Moving abroad for work is a big step for any employee – no matter how confident they feel about it. The idea of being surrounded by new sights, sounds, accents and cultures may seem exciting – but preparing for such a step is crucially important.

Recent events in China – where 20 foreigners were arrested and then deported for watching video clips about Genghis Khan – highlight the importance of being fully aware of what is acceptable in a new country, and what is not.

Those sent home were accused of watching a film that advocated terrorism and religious extremism – though the tourists themselves insist they were doing nothing more than learning about the history of the region.

“It seems this may have all been a misunderstanding – possibly made worse by the fact that junior officials who made the arrests in Inner Mongolia were mistaken because they weren’t fluent in the English language,” says Rob Dolbear, Managing Director of HCR.

“But this episode is an excellent illustration of what can happen if you don’t fully appreciate the sensitivities and laws of the country – or even region – that you’re moving to.

“Relocating involves a whole host of logistical processes – and companies like HCR are specialists in managing these. But we are also experienced in providing guidance to make sure employees settle into their new home. And understanding cultural differences is a crucially important part of that.

“Even the little things count. There are actions you can take in some countries – for example kissing on the cheek when you meet an acquaintance – that might be considered offensive elsewhere.

“Failing to do your homework before a move could prove catastrophic in terms of whether the relocation is successful. In some countries, a slip of the tongue or misunderstood movement could result in being sent back home or even a spell in prison.

“That’s where HCR advisers come into their own. We make it our business to research, understand and then pass on everything there is to know about countries right across the globe.

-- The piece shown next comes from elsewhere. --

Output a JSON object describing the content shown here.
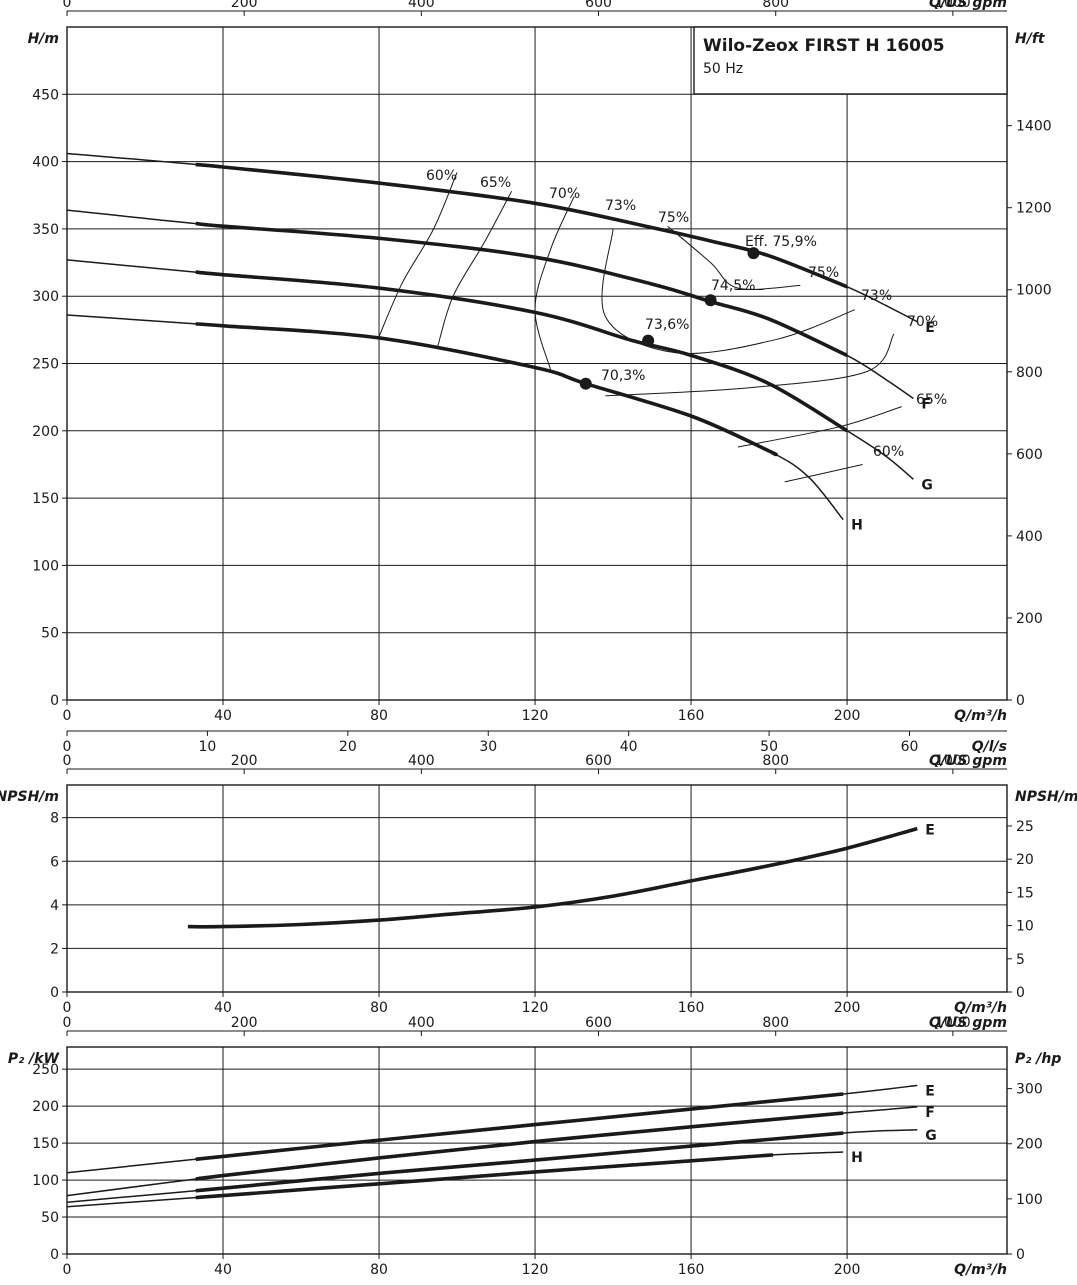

And we do this on behalf of our clients so their employees are fully briefed before they even think about getting on a plane.

“There are many other ways that we support businesses in relocating their employees – including helping them learn a new language and pass their driving test.

“Sometimes, just knowing someone is there to guide and advise them – making sure they settle in and steer clear of hot water – could hold the key to a successful location.”